Huang called OpenClaw “the most popular open source project in the history of humanity” and declared that “every single company in the world today has to have an OpenClaw strategy.”
That’s Jensen being Jensen, but there’s substance behind it. NemoClaw adds enterprise guardrails that OpenClaw’s consumer-friendly approach lacks — privacy controls, safety mechanisms, and integration with Nvidia’s broader AI infrastructure. It bridges the gap between a fun weekend project and a Fortune 500 deployment.
The message is clear: agentic AI — where systems autonomously execute tasks with minimal human oversight — is no longer a research curiosity. It’s infrastructure.
DLSS 5: AI Rewrites Gaming Graphics
For the gamers (and Nvidia never forgets the gamers), Huang unveiled DLSS 5 — a generational leap using 3D-guided neural rendering to generate photorealistic lighting and materials in real time. Unlike previous versions that primarily upscaled lower-resolution images, DLSS 5 creates visual fidelity that’s indistinguishable from pre-rendered cinematics.
The implications stretch far beyond gaming — architectural visualization, film production, virtual reality.
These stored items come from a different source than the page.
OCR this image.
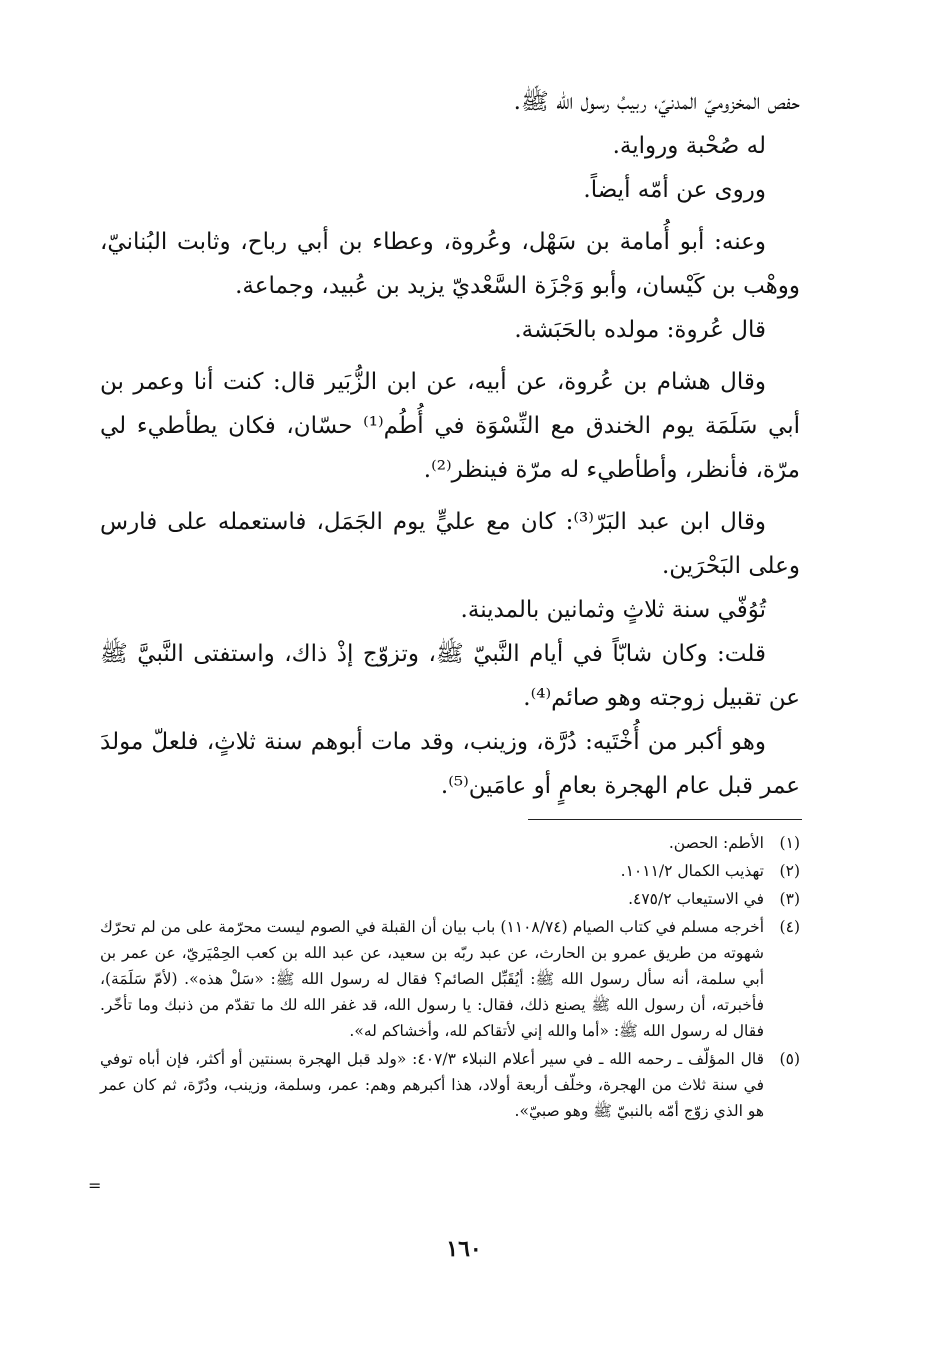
حفص المخزوميّ المدنيّ، ربيبُ رسول الله ﷺ.

له صُحْبة ورواية.

وروى عن أمّه أيضاً.

وعنه: أبو أُمامة بن سَهْل، وعُروة، وعطاء بن أبي رباح، وثابت البُنانيّ، ووهْب بن كَيْسان، وأبو وَجْزَة السَّعْديّ يزيد بن عُبيد، وجماعة.

قال عُروة: مولده بالحَبَشة.

وقال هشام بن عُروة، عن أبيه، عن ابن الزُّبَير قال: كنت أنا وعمر بن أبي سَلَمَة يوم الخندق مع النِّسْوَة في أُطُم⁽¹⁾ حسّان، فكان يطأطيء لي مرّة، فأنظر، وأطأطيء له مرّة فينظر⁽²⁾.

وقال ابن عبد البَرّ⁽³⁾: كان مع عليٍّ يوم الجَمَل، فاستعمله على فارس وعلى البَحْرَين.

تُوُفّي سنة ثلاثٍ وثمانين بالمدينة.

قلت: وكان شابّاً في أيام النَّبيّ ﷺ، وتزوّج إذْ ذاك، واستفتى النَّبيَّ ﷺ عن تقبيل زوجته وهو صائم⁽⁴⁾.

وهو أكبر من أُخْتَيه: دُرَّة، وزينب، وقد مات أبوهم سنة ثلاثٍ، فلعلّ مولدَ عمر قبل عام الهجرة بعامٍ أو عامَين⁽⁵⁾.

(١)
الأطم: الحصن.
(٢)
تهذيب الكمال ١٠١١/٢.
(٣)
في الاستيعاب ٤٧٥/٢.
(٤)
أخرجه مسلم في كتاب الصيام (١١٠٨/٧٤) باب بيان أن القبلة في الصوم ليست محرّمة على من لم تحرّك شهوته من طريق عمرو بن الحارث، عن عبد ربّه بن سعيد، عن عبد الله بن كعب الحِمْيَريّ، عن عمر بن أبي سلمة، أنه سأل رسول الله ﷺ: أيُقَبِّل الصائم؟ فقال له رسول الله ﷺ: «سَلْ هذه». (لأمّ سَلَمَة)، فأخبرته، أن رسول الله ﷺ يصنع ذلك، فقال: يا رسول الله، قد غفر الله لك ما تقدّم من ذنبك وما تأخّر. فقال له رسول الله ﷺ: «أما والله إني لأتقاكم لله، وأخشاكم له».
(٥)
قال المؤلّف ـ رحمه الله ـ في سير أعلام النبلاء ٤٠٧/٣: «ولد قبل الهجرة بسنتين أو أكثر، فإن أباه توفي في سنة ثلاث من الهجرة، وخلّف أربعة أولاد، هذا أكبرهم وهم: عمر، وسلمة، وزينب، ودُرّة، ثم كان عمر هو الذي زوّج أمّه بالنبيّ ﷺ وهو صبيّ».
=
١٦٠
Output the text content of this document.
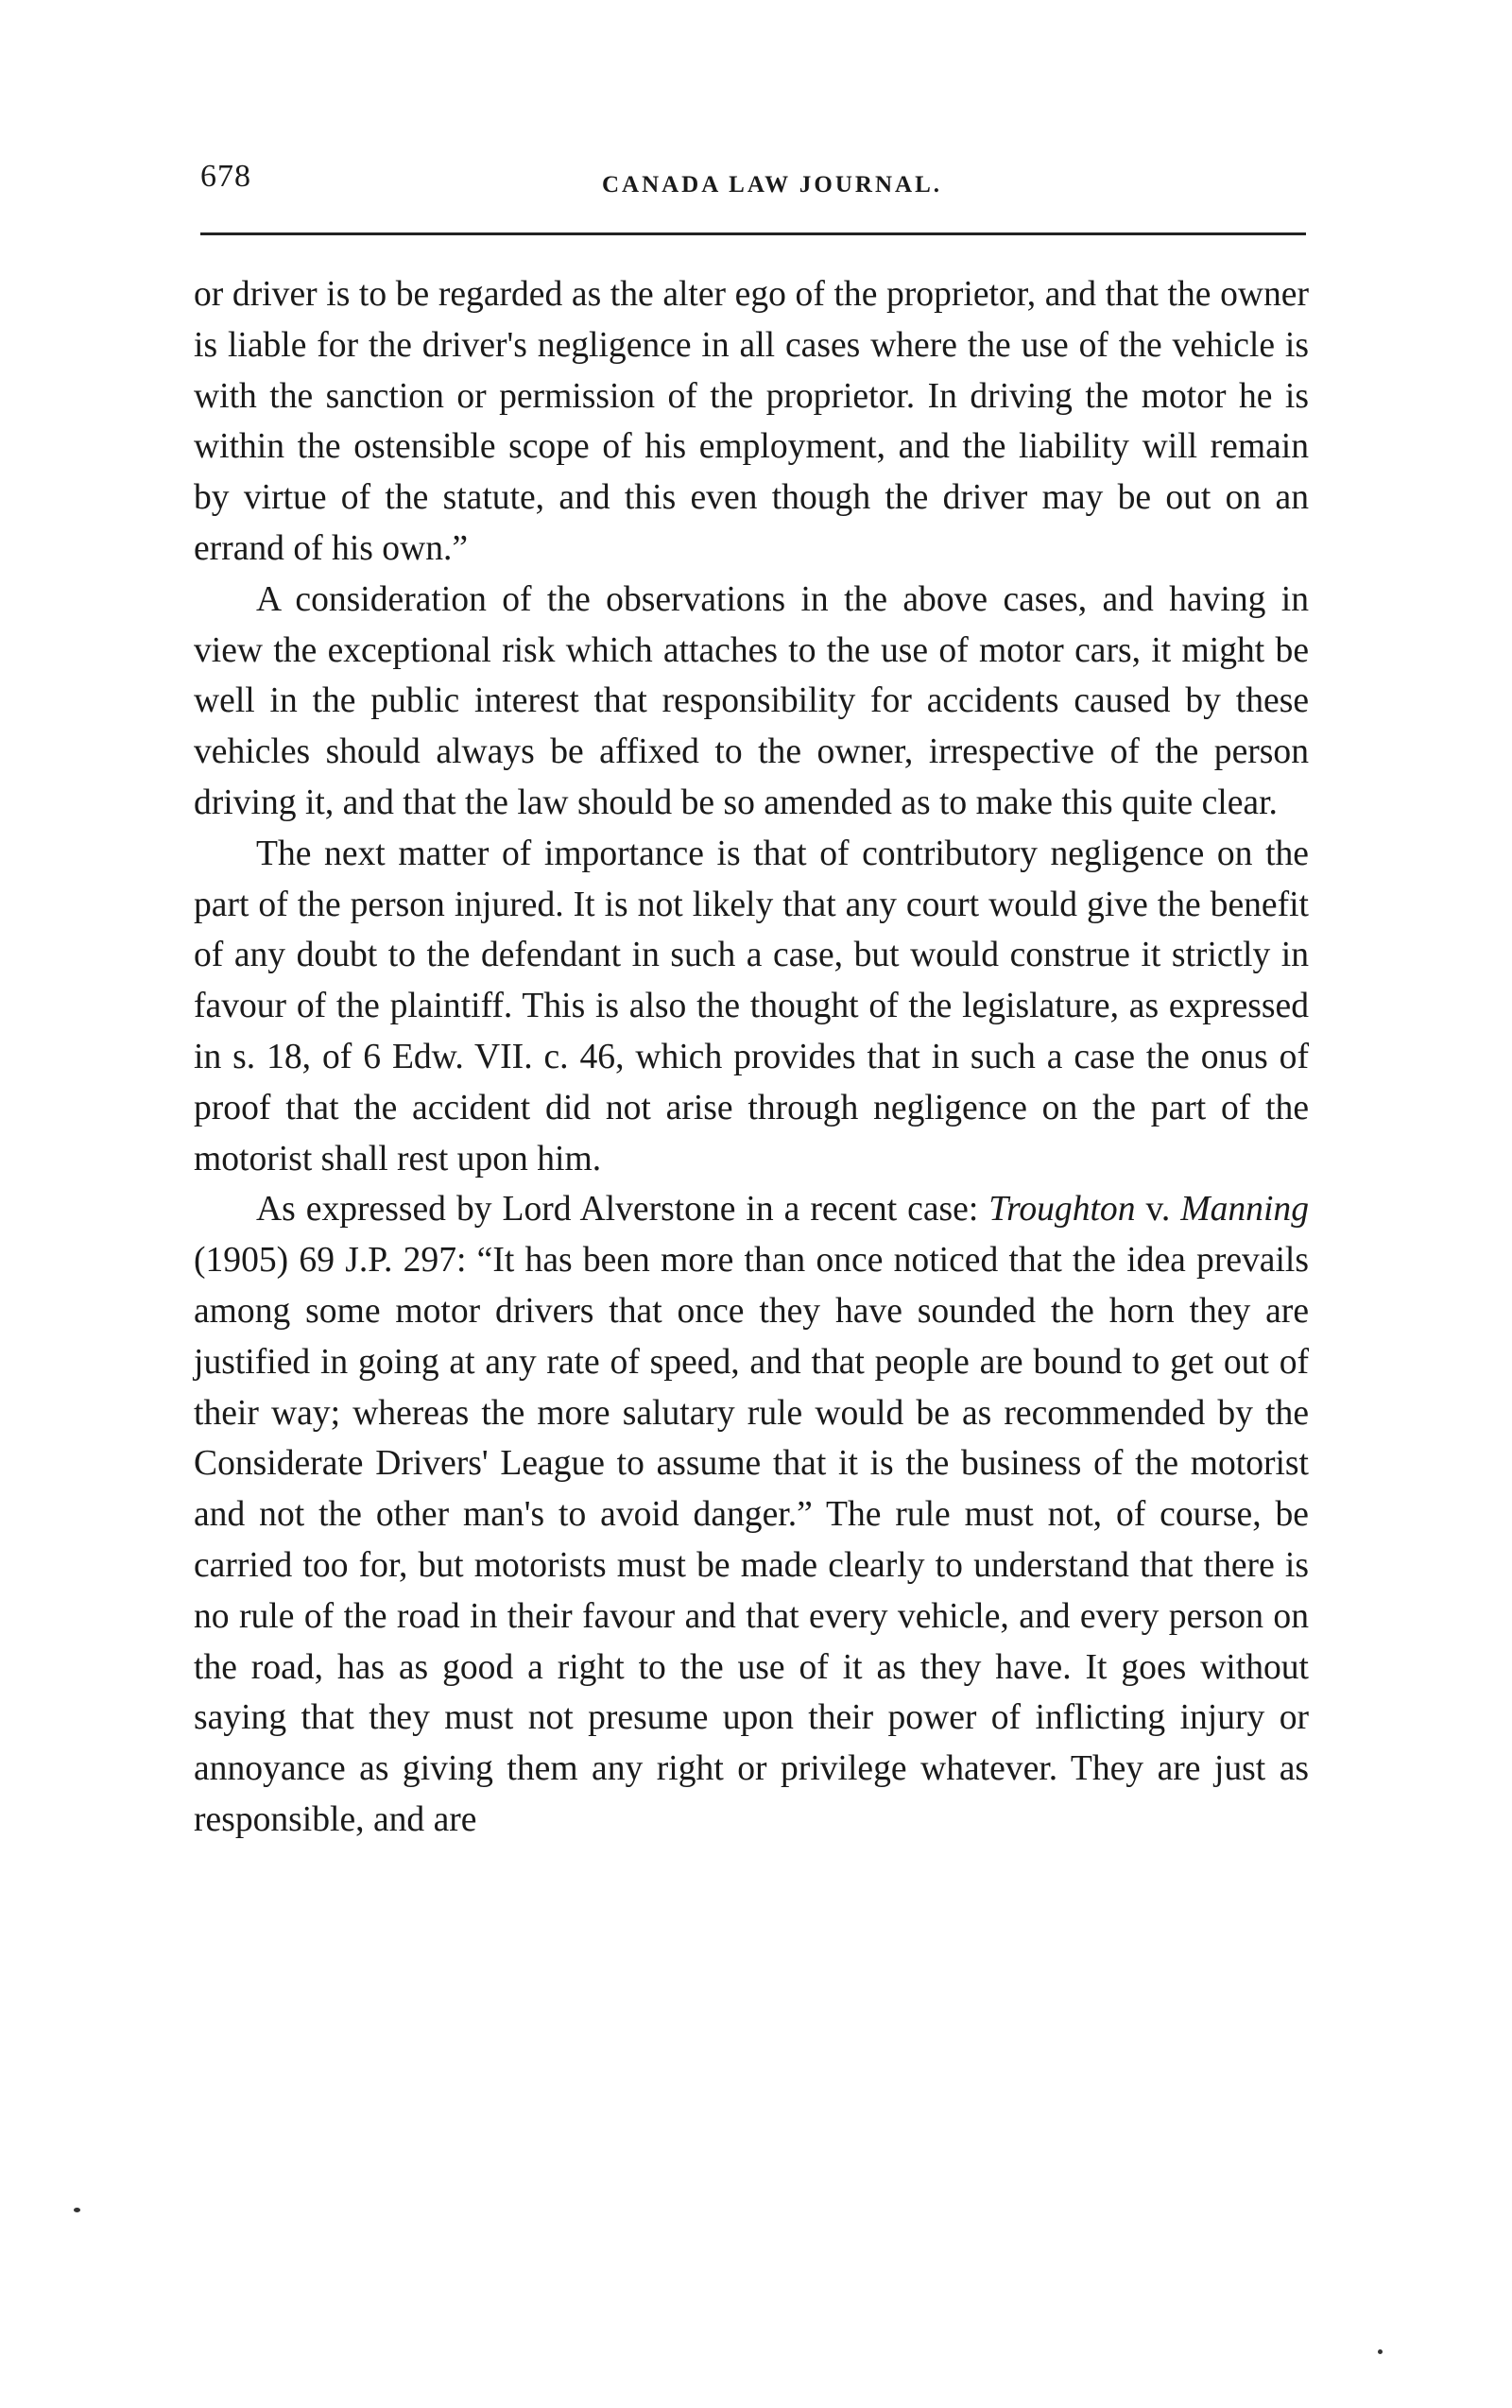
678	CANADA LAW JOURNAL.

or driver is to be regarded as the alter ego of the proprietor, and that the owner is liable for the driver's negligence in all cases where the use of the vehicle is with the sanction or permission of the proprietor. In driving the motor he is within the ostensible scope of his employment, and the liability will remain by virtue of the statute, and this even though the driver may be out on an errand of his own.”

A consideration of the observations in the above cases, and having in view the exceptional risk which attaches to the use of motor cars, it might be well in the public interest that responsibility for accidents caused by these vehicles should always be affixed to the owner, irrespective of the person driving it, and that the law should be so amended as to make this quite clear.

The next matter of importance is that of contributory negligence on the part of the person injured. It is not likely that any court would give the benefit of any doubt to the defendant in such a case, but would construe it strictly in favour of the plaintiff. This is also the thought of the legislature, as expressed in s. 18, of 6 Edw. VII. c. 46, which provides that in such a case the onus of proof that the accident did not arise through negligence on the part of the motorist shall rest upon him.

As expressed by Lord Alverstone in a recent case: Troughton v. Manning (1905) 69 J.P. 297: “It has been more than once noticed that the idea prevails among some motor drivers that once they have sounded the horn they are justified in going at any rate of speed, and that people are bound to get out of their way; whereas the more salutary rule would be as recommended by the Considerate Drivers' League to assume that it is the business of the motorist and not the other man's to avoid danger.” The rule must not, of course, be carried too for, but motorists must be made clearly to understand that there is no rule of the road in their favour and that every vehicle, and every person on the road, has as good a right to the use of it as they have. It goes without saying that they must not presume upon their power of inflicting injury or annoyance as giving them any right or privilege whatever. They are just as responsible, and are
Nvidia described it as “bridging the gap between rendering and reality.” Based on what they showed, that’s not marketing fluff.
Data Centers in Space (Yes, Really)
In what might be the most Jensen Huang announcement ever, Nvidia revealed plans for Space-1 Vera Rubin — AI data centers designed to operate in orbit.
Before you dismiss this as sci-fi theatrics, consider the logic. Earth-bound data centers face mounting constraints: power availability, cooling costs, land use conflicts, and growing regulatory scrutiny. Space offers essentially unlimited solar power and natural vacuum cooling. The Vera Rubin architecture is specifically being designed with orbital thermal and power constraints in mind.
Is this happening tomorrow? No. Is it the kind of moonshot that keeps Nvidia’s narrative compelling? Absolutely.
What This Means for Everyone Else
Business leaders: The inference pivot means AI deployment costs should drop over the next 18–24 months. Vera Rubin’s efficiency gains will filter down to cheaper API calls and more accessible AI services.
Developers: NemoClaw and the OpenClaw ecosystem mean building production-grade AI agents is about to get dramatically easier. The tools are being commoditized, and barriers are dropping fast.
Workers: Huang’s vision of 75,000 Nvidia employees working alongside 7.5 million AI agents by 2036 — a 100:1 ratio — is telling. Whether that’s exciting or terrifying probably depends on your LinkedIn profile.
Investors: The $1 trillion revenue forecast through 2027 is staggering and, for a $5 trillion company, almost expected. The real question is whether Nvidia can maintain dominance as inference opens the door to more competition.
The Bottom Line
GTC 2026 wasn’t about any single product. It was about Nvidia positioning itself as the indispensable infrastructure layer for the age of AI — from gaming PCs to orbital data centers, from training massive models to running billions of AI agent interactions per second.
The shift from training to inference is the most important strategic transition in AI right now, and Nvidia just showed it plans to dominate both sides. With Vera Rubin, NemoClaw, and the Feynman roadmap, the company is building what amounts to a full-stack monopoly on AI computing.
Whether that’s good for innovation long-term is a question worth asking. But for now, the leather jacket keeps winning.